Kinematic Structures, Diabatic Profiles, and Precipitation Systems in West Africa During Summer 2006
March 14, 2013
Hosted by Dick Johnson (advisor), Eric Maloney, Michael Kirby (Mathematics and Computer Science)
West Africa is a region characterized by great spatial contrasts in temperature, precipitation, and topography, which combine to create many complex and interesting weather phenomena. In particular, the area is home to a seasonal monsoon, propagating easterly waves, and some of the most intense thunderstorm systems on Earth. These types of events have both local and global effects – precipitation variability has a major bearing on regional water resource issues, while West Africa is also the source of many of the disturbances that develop into tropical cyclones in the North Atlantic Ocean. Unfortunately, atmospheric data has historically been very sparse in West Africa, leading to an incomplete understanding of many of these meteorological features and a corresponding difficulty in modeling them accurately. An exceptional opportunity for improvement on these fronts exists thanks to the African Monsoon Multidisciplinary Analysis (AMMA) field campaign, which collected an unprecedented quantity of observations throughout the region, with the most concentrated effort during the summer of 2006. This work uses a gridded analysis of radiosonde measurements obtained during AMMA and places those observations in the context of AMMA radar data and satellite rainfall estimates to examine the patterns of kinematic and diabatic quantities in West Africa relative to the summer monsoon phase, easterly wave disturbances, precipitation systems, and the diurnal cycle.
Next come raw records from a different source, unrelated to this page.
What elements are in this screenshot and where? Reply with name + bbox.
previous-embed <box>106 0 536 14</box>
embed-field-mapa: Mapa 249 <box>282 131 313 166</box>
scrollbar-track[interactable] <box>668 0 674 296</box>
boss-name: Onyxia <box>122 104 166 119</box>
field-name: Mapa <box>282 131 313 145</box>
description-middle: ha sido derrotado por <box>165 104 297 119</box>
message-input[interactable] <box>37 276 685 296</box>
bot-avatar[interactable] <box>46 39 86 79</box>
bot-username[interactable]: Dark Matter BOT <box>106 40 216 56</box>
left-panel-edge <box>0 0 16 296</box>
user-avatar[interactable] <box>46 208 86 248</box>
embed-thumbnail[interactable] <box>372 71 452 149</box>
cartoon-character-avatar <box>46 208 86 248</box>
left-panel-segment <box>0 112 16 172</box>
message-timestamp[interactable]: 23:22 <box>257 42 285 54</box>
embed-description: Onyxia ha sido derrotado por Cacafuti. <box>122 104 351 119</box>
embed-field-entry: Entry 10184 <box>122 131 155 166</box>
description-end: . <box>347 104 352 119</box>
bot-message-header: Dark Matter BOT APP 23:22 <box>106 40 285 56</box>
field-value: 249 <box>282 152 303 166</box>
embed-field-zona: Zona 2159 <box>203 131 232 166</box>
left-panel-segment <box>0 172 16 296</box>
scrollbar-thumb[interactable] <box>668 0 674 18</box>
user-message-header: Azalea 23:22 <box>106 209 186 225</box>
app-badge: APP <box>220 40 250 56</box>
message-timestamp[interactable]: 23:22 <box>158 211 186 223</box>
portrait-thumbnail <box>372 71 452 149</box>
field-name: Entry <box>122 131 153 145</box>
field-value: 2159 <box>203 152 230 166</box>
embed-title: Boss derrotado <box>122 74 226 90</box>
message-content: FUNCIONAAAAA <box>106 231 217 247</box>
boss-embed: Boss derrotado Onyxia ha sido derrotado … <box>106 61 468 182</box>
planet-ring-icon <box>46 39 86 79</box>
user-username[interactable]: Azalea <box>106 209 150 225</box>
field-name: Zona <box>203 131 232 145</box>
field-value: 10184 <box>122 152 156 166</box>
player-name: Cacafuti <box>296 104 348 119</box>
Many unique aspects of West African weather compared to conditions elsewhere in the tropics are revealed by this study. The meridional transitions related to the West African monsoon comprise the predominant control on the location and intensity of precipitation at seasonal time scales, with variations in convective activity related to the Madden-Julian Oscillation contributing at 25 to 60 day periods. On shorter time scales of two to six days, easterly wave disturbances look to be the principal factor governing the timing of rainfall events, though especially persistent cold pools and residual cloudiness generated by thunderstorm systems also act as constraints on convective evolution on the days following a precipitation episode. One of the most distinctive traits of the study region in West Africa compared to other tropical areas is the particular prevalence of convective downdrafts, chiefly those associated with mesoscale zones of stratiform precipitation in thunderstorm complexes. These features, along with the gravity waves forced by their characteristic heating pattern, have an especially large influence on the time-mean atmospheric structure relative to the majority of the tropics. A comparison of the diabatic profiles from the AMMA dataset with those from other field projects indicates that the signals of both convective downdrafts and diurnal variations of the planetary boundary layer are much stronger in West Africa than in the previously studied regions. Beyond the mentioned differences, though, the AMMA profiles show resemblance to those from both western Pacific and eastern Atlantic field campaigns.
The vertical patterns of atmospheric variables tend to be complex and multi-layered in West Africa, suggesting that the area is home to an especially diverse cloud population, with contributions from numerous height regimes prominent enough to influence the mean state. Meridional differences within the domain of the analysis are evident, including indications of more intense convective updrafts toward the north, stronger effects of boundary layer mixing in the north, and a greater net influence of mesoscale convective system downdrafts toward the south. The diurnal cycle of precipitation appears most prominently shaped by convective initiation near areas of high topography and the subsequent development and long-distance propagation of extensive, well-organized thunderstorm systems, though there seem to be effects related to diurnal flow patterns near the Gulf of Guinea coast too. Inland, moisture transport achieved by the nocturnal low-level jet is a key influence on rainfall, with mixing by the daytime boundary layer playing an important function as well. Changes in the relative contribution and intensity of deep convective and stratiform heating and moistening patterns arise among different times of day and night, as the leading precipitation regime transitions from developing deep convection at midday to organizing thunderstorm systems by evening and propagating thunderstorm complexes with extensive stratiform rainfall overnight.
The analyses in the present work demonstrate a few different issues and caveats that need to be considered when utilizing observational or remote sensing datasets. Namely, the timing of radiosonde launches and the spacing of the sounding site array combined to create a delay between when convective systems passed the Niamey, Niger measurement site and when their effects were detected in the gridded AMMA sounding data. Similarly, infrared satellite rainfall estimates from the Tropical Rainfall Measuring Mission (TRMM) are shown to have a time lag of about three hours between when precipitation actually occurs and when it appears in the estimate product, complicating the intended use of the data in evaluating the diurnal cycle of rainfall.